Мог ли он предположить тогда, что эта первая нефть Самотлора станет роковой отметиной в его судьбе, что впереди у него долгие годы борьбы за разумное, хозяйское отношение к национальному богатству России. В борьбе этой было мало побед и много поражений, а итог всегда один: победитель не получает ничего…»
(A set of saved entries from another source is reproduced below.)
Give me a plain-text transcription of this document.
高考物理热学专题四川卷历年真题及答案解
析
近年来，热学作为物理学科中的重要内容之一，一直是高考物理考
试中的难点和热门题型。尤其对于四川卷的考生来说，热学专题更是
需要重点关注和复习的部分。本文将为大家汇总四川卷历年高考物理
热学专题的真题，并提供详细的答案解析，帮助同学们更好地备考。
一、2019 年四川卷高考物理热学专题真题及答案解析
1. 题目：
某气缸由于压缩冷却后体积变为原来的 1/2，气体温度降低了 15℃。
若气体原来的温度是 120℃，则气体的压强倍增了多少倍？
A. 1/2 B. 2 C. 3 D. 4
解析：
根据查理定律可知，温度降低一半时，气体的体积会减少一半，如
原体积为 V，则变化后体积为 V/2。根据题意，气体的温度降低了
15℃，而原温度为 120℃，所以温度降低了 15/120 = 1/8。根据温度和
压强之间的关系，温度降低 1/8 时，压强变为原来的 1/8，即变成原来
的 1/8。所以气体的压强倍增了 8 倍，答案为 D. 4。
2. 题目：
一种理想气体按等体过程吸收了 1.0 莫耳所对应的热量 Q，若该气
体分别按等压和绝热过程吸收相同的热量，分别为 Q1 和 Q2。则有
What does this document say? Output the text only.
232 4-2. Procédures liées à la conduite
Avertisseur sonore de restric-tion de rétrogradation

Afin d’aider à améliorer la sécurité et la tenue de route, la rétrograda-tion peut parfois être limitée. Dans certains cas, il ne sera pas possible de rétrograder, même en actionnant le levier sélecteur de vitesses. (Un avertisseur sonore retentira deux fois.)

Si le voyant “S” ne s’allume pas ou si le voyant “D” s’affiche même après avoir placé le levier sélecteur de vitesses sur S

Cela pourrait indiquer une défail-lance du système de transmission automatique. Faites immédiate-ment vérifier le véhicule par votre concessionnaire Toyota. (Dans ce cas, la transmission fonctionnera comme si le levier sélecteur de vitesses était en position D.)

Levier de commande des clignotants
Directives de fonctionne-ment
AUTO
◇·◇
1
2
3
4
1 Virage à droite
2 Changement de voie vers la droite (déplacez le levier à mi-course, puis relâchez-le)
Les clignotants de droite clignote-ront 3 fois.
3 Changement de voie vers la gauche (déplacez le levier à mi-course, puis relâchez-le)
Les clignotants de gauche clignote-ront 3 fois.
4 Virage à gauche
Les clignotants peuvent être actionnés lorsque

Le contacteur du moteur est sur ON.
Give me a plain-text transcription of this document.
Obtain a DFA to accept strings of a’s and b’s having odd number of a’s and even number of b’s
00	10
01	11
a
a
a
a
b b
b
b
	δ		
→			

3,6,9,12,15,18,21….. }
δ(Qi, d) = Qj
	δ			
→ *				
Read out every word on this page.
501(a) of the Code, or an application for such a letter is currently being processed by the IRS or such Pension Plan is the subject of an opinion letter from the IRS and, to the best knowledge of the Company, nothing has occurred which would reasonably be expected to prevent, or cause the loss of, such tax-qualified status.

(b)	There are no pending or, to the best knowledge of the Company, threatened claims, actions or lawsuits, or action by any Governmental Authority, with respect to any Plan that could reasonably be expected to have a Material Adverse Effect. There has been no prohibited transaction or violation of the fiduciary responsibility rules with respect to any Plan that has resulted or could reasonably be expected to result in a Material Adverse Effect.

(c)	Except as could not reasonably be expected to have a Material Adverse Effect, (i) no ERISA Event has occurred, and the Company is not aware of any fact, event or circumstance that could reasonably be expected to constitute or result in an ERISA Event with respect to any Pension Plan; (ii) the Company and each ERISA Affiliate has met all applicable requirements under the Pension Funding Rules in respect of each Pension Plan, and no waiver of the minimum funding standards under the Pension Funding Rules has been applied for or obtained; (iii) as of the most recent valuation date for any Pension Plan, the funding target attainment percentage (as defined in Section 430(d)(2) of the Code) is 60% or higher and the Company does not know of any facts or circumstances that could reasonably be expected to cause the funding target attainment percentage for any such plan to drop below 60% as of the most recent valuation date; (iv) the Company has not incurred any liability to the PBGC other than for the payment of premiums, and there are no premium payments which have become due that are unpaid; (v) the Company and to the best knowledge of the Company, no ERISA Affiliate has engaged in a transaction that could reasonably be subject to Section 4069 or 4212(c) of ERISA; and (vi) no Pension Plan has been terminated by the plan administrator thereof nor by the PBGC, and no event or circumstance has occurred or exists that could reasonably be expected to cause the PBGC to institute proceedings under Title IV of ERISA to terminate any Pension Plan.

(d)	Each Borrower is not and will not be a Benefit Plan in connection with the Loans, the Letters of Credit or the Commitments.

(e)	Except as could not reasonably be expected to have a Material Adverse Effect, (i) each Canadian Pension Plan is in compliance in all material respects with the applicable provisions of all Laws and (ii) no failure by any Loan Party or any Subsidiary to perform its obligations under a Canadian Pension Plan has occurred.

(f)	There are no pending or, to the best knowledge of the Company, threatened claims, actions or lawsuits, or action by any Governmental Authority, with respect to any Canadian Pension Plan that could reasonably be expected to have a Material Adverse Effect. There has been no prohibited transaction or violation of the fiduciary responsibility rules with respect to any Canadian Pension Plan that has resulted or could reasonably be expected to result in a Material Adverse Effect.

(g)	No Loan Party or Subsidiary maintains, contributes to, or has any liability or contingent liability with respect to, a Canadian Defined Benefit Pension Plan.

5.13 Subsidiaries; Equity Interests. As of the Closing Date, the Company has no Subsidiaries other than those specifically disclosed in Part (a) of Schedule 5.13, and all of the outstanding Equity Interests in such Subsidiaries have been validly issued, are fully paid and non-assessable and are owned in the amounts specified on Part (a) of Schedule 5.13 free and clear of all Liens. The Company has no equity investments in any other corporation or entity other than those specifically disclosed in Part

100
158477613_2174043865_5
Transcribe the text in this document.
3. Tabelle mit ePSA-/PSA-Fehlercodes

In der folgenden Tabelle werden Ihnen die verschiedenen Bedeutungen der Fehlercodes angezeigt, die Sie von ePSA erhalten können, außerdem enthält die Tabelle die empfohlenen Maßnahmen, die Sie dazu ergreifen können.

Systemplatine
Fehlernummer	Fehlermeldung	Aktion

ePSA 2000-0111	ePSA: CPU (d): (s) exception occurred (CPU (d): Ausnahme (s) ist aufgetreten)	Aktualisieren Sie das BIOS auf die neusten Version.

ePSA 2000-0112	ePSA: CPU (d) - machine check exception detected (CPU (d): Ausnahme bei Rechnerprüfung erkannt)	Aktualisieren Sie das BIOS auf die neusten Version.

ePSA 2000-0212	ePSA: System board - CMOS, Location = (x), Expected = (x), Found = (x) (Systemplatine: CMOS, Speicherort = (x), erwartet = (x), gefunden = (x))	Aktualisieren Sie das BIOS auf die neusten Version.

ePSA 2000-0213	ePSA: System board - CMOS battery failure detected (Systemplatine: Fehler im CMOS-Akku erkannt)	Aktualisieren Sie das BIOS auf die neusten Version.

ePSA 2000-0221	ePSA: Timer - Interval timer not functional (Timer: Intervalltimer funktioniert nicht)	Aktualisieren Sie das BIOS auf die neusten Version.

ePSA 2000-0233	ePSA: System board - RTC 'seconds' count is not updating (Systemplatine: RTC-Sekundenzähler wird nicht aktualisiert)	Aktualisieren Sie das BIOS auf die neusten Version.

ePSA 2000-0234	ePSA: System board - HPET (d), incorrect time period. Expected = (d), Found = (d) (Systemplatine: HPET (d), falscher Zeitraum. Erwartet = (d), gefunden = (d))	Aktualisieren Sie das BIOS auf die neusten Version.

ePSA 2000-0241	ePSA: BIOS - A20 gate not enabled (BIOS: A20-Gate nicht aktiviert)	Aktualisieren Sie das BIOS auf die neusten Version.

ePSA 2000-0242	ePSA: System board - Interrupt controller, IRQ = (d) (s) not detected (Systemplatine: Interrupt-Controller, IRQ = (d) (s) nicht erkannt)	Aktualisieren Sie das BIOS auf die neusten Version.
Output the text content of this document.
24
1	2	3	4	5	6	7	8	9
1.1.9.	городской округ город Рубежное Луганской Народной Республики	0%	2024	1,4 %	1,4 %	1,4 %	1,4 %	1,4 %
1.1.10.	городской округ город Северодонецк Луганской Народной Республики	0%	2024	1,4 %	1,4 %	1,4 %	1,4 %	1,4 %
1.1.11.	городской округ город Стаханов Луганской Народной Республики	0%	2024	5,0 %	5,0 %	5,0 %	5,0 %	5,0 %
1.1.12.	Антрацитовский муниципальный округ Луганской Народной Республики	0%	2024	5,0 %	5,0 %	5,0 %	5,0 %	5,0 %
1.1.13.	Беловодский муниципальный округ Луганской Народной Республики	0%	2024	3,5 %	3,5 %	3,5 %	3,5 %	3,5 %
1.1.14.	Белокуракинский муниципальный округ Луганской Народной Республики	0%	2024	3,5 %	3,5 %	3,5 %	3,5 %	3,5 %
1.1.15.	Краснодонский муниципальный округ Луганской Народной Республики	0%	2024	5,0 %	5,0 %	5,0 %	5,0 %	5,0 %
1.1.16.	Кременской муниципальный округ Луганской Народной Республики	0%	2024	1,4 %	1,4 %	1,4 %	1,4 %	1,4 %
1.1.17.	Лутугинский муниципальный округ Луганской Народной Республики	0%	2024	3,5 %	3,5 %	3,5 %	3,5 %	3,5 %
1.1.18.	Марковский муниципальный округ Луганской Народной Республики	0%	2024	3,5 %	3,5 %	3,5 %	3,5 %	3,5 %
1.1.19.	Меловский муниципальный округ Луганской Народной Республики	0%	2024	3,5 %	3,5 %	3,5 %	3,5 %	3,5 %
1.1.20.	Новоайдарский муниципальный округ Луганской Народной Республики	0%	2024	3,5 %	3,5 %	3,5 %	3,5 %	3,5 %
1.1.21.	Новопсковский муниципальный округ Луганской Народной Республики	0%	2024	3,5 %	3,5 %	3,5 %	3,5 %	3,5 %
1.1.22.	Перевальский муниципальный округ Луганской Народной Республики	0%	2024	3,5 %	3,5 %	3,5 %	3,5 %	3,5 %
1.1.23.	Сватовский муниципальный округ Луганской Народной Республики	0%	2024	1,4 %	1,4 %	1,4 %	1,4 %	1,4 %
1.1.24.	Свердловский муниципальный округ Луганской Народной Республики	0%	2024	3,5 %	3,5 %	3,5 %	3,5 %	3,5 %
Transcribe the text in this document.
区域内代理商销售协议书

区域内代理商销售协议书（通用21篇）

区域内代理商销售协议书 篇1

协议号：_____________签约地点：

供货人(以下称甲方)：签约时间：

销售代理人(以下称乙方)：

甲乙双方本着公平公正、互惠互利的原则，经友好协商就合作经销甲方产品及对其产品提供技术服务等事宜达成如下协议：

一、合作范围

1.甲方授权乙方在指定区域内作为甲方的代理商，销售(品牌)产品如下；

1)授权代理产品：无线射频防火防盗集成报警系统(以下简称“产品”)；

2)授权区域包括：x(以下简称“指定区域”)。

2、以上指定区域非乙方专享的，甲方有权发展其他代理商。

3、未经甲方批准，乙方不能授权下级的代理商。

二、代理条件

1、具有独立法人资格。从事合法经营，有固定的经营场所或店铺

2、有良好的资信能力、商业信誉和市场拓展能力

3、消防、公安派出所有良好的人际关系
«Николай Степанович, это хороший эпизод, но почему Вы завершаете его на такой драматической ноте? За участие в открытии и освоении Самотлора Борис Федорович был удостоен всех наград, какие только возможны. Он получил Ленинскую премию, стал Героем Социалистического Труда, был переведен в Москву и назначен директором крупного научно-исследовательского института. И в конечном счете добился возрождения Самотлора. Да, не сразу. Да, только сейчас. Да, пока лишь в сравнительно небольших масштабах компании „Нюда-нефть“. Но разве это умаляет его успех?»
«Новые времена застали Бориса Федоровича в Канаде, где он был главным экспертом корпорации „Канадиен стандарт ойл“, ведущей нефтедобычу в провинции Альберта. Его огромный опыт, не востребованный в СССР, здесь был по достоинству оценен. У него было все: дом в престижном районе Калгари, высокие гонорары, уважение руководства корпорации и коллег. Жить бы ему и жить, но болела в нем, как рана, Россия.
И однажды случайная встреча на международной конференции нефтяников в Монреале с российским предпринимателем Геннадием Сергеевичем Кольцовым, президентом межрегиональной холдинговой компании ОАО „Союз“, вновь круто повернула его судьбу…»
«Это не совсем верно. Вероятно, я плохо рассказал о той встрече, или вы невнимательно меня слушали.
Моя встреча с Борисом Федоровичем была случайной для него, но не для меня. В Монреаль я полетел только потому, что увидел в программе конференции доклад Христича. Скажу больше. Лишь после того, как Борис Федорович дал принципиальное согласие вернуться в Тюмень, я принял решение купить контрольный пакет акций „Нюда-нефти“».